Le déploiement git remplace cette séquence par une règle : la branche fait foi, et ce qui s'y trouve est ce qui tourne. Vous n'envoyez rien. Vous poussez, et la plateforme fait le même build à l'identique, à chaque fois. C'est la reproductibilité qui compte — pas le confort.
Ce qui se passe entre votre push et l'application en ligne
La chaîne est courte et mérite d'être connue, car lorsqu'un problème survient vous voulez savoir quel maillon regarder.
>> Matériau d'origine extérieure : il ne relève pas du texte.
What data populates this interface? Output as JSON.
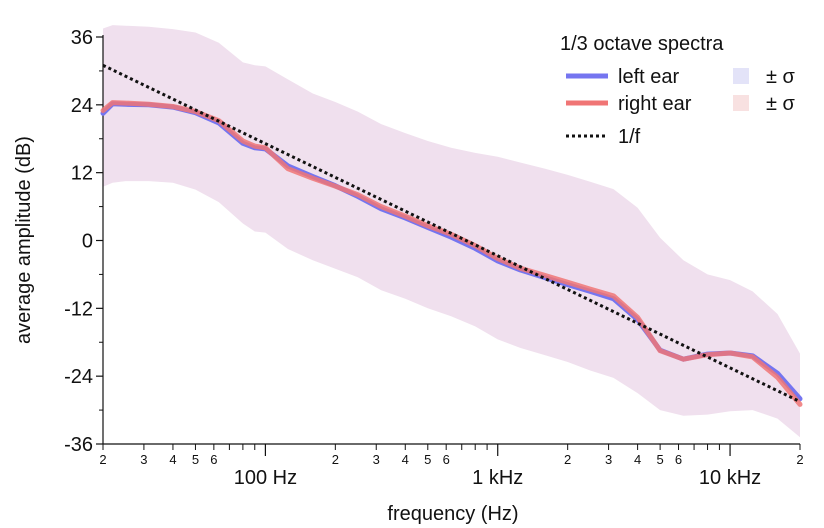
{
  "chart_data": {
    "type": "line",
    "title": "",
    "legend_title": "1/3 octave spectra",
    "legend_position": "top-right",
    "xlabel": "frequency (Hz)",
    "ylabel": "average amplitude (dB)",
    "x_scale": "log",
    "xlim": [
      20,
      20000
    ],
    "ylim": [
      -36,
      36
    ],
    "y_ticks": [
      {
        "value": 36,
        "label": "36"
      },
      {
        "value": 24,
        "label": "24"
      },
      {
        "value": 12,
        "label": "12"
      },
      {
        "value": 0,
        "label": "0"
      },
      {
        "value": -12,
        "label": "-12"
      },
      {
        "value": -24,
        "label": "-24"
      },
      {
        "value": -36,
        "label": "-36"
      }
    ],
    "x_major_labels": [
      {
        "value": 100,
        "label": "100 Hz"
      },
      {
        "value": 1000,
        "label": "1 kHz"
      },
      {
        "value": 10000,
        "label": "10 kHz"
      }
    ],
    "x_minor_labels": [
      {
        "value": 20,
        "label": "2"
      },
      {
        "value": 30,
        "label": "3"
      },
      {
        "value": 40,
        "label": "4"
      },
      {
        "value": 50,
        "label": "5"
      },
      {
        "value": 60,
        "label": "6"
      },
      {
        "value": 200,
        "label": "2"
      },
      {
        "value": 300,
        "label": "3"
      },
      {
        "value": 400,
        "label": "4"
      },
      {
        "value": 500,
        "label": "5"
      },
      {
        "value": 600,
        "label": "6"
      },
      {
        "value": 2000,
        "label": "2"
      },
      {
        "value": 3000,
        "label": "3"
      },
      {
        "value": 4000,
        "label": "4"
      },
      {
        "value": 5000,
        "label": "5"
      },
      {
        "value": 6000,
        "label": "6"
      },
      {
        "value": 20000,
        "label": "2"
      }
    ],
    "x": [
      20,
      22,
      25,
      31.5,
      40,
      50,
      63,
      80,
      90,
      100,
      125,
      160,
      200,
      250,
      315,
      400,
      500,
      630,
      800,
      1000,
      1250,
      1600,
      2000,
      2500,
      3150,
      4000,
      5000,
      6300,
      8000,
      10000,
      12500,
      16000,
      20000
    ],
    "series": [
      {
        "name": "left ear",
        "color": "#7575f0",
        "values": [
          22.5,
          24.2,
          24.1,
          24.0,
          23.6,
          22.6,
          20.8,
          17.2,
          16.4,
          16.2,
          13.2,
          11.3,
          9.7,
          7.8,
          5.6,
          4.0,
          2.3,
          0.6,
          -1.4,
          -3.6,
          -5.2,
          -6.6,
          -7.8,
          -9.0,
          -10.3,
          -14.0,
          -19.4,
          -21.0,
          -20.1,
          -19.9,
          -20.4,
          -23.5,
          -28.0
        ]
      },
      {
        "name": "right ear",
        "color": "#f07575",
        "values": [
          23.0,
          24.4,
          24.3,
          24.1,
          23.7,
          22.8,
          21.2,
          17.6,
          16.7,
          16.4,
          12.7,
          11.0,
          9.6,
          8.1,
          6.0,
          4.3,
          2.6,
          1.1,
          -0.9,
          -3.2,
          -4.9,
          -6.2,
          -7.4,
          -8.6,
          -9.8,
          -13.6,
          -19.5,
          -21.0,
          -20.2,
          -19.9,
          -20.6,
          -24.2,
          -29.0
        ]
      }
    ],
    "sigma_band": {
      "upper": [
        37.5,
        38.1,
        38.0,
        37.8,
        37.4,
        36.8,
        35.0,
        31.5,
        31.0,
        30.8,
        28.5,
        26.0,
        24.5,
        22.8,
        20.6,
        19.0,
        17.6,
        16.4,
        15.5,
        14.8,
        13.8,
        12.7,
        11.6,
        10.4,
        9.1,
        5.8,
        0.5,
        -3.5,
        -6.0,
        -7.0,
        -9.0,
        -13.0,
        -20.0
      ],
      "lower": [
        9.5,
        10.2,
        10.5,
        10.5,
        10.2,
        9.0,
        6.8,
        3.0,
        1.6,
        1.4,
        -1.5,
        -3.5,
        -5.0,
        -6.5,
        -8.8,
        -10.3,
        -12.0,
        -13.4,
        -15.2,
        -17.5,
        -19.0,
        -20.3,
        -21.5,
        -23.0,
        -24.3,
        -27.0,
        -30.0,
        -31.0,
        -30.8,
        -30.2,
        -30.0,
        -31.5,
        -34.8
      ],
      "color": "#f0e0ee"
    },
    "legend_entries": [
      {
        "label": "left ear",
        "color": "#7575f0",
        "style": "line"
      },
      {
        "label": "right ear",
        "color": "#f07575",
        "style": "line"
      },
      {
        "label": "1/f",
        "color": "#111111",
        "style": "dotted"
      },
      {
        "label": "± σ",
        "color": "#e3e3f8",
        "style": "patch"
      },
      {
        "label": "± σ",
        "color": "#f8e1e1",
        "style": "patch"
      }
    ],
    "reference_line": {
      "name": "1/f",
      "x": [
        20,
        20000
      ],
      "values": [
        31.0,
        -28.5
      ]
    }
  }
}
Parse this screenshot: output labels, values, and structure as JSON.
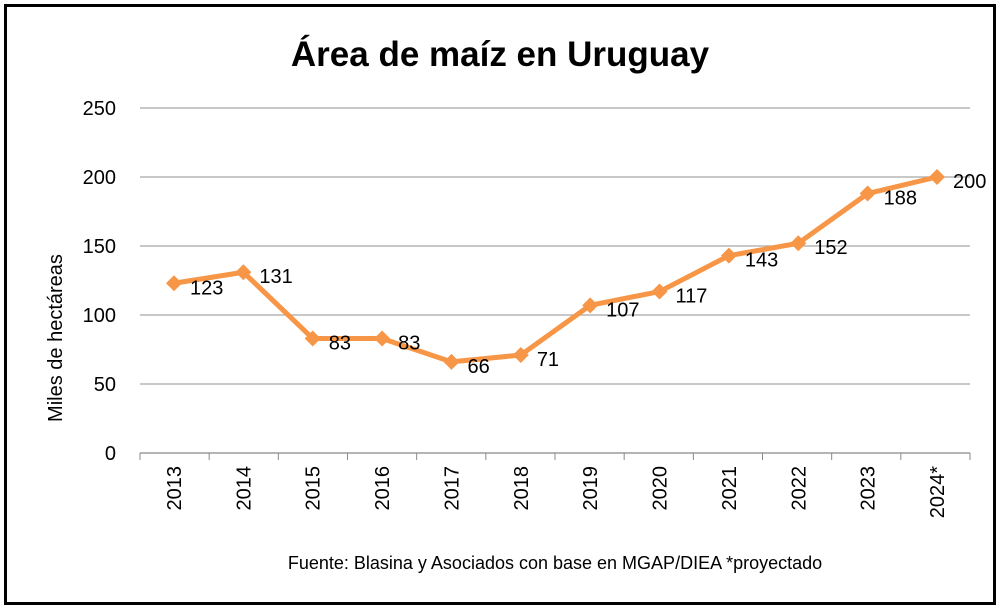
{
  "chart_data": {
    "type": "line",
    "title": "Área de maíz en Uruguay",
    "ylabel": "Miles de hectáreas",
    "xlabel": "",
    "footnote": "Fuente: Blasina y Asociados con base en MGAP/DIEA *proyectado",
    "ylim": [
      0,
      250
    ],
    "yticks": [
      0,
      50,
      100,
      150,
      200,
      250
    ],
    "grid": true,
    "categories": [
      "2013",
      "2014",
      "2015",
      "2016",
      "2017",
      "2018",
      "2019",
      "2020",
      "2021",
      "2022",
      "2023",
      "2024*"
    ],
    "series": [
      {
        "values": [
          123,
          131,
          83,
          83,
          66,
          71,
          107,
          117,
          143,
          152,
          188,
          200
        ],
        "color": "#F79646",
        "marker": "diamond"
      }
    ],
    "gridColor": "#A6A6A6"
  }
}
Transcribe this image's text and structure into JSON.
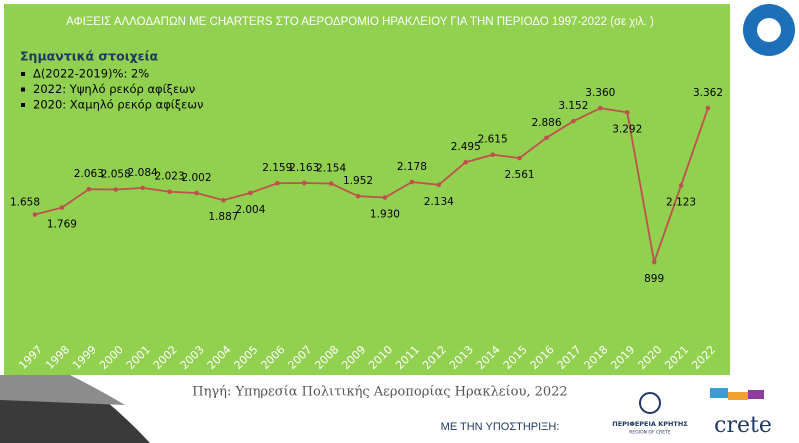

Votre push arrive dans le dépôt, qui nous prévient. Nous vérifions si ce dépôt et cette branche précis sont bien connectés à une application ; si c'est le cas, une build démarre. La build s'exécute dans un bac à sable isolé — votre code ne partage jamais un processus avec celui de quelqu'un d'autre — et produit une image de conteneur à partir de votre Dockerfile. Ce n'est qu'une fois l'image prête que la plateforme démarre la nouvelle version et retire l'ancienne. Si la build échoue, rien n'est remplacé : la version précédente continue de servir le trafic, ce qui est exactement le comportement que vous voulez à 2 h du matin.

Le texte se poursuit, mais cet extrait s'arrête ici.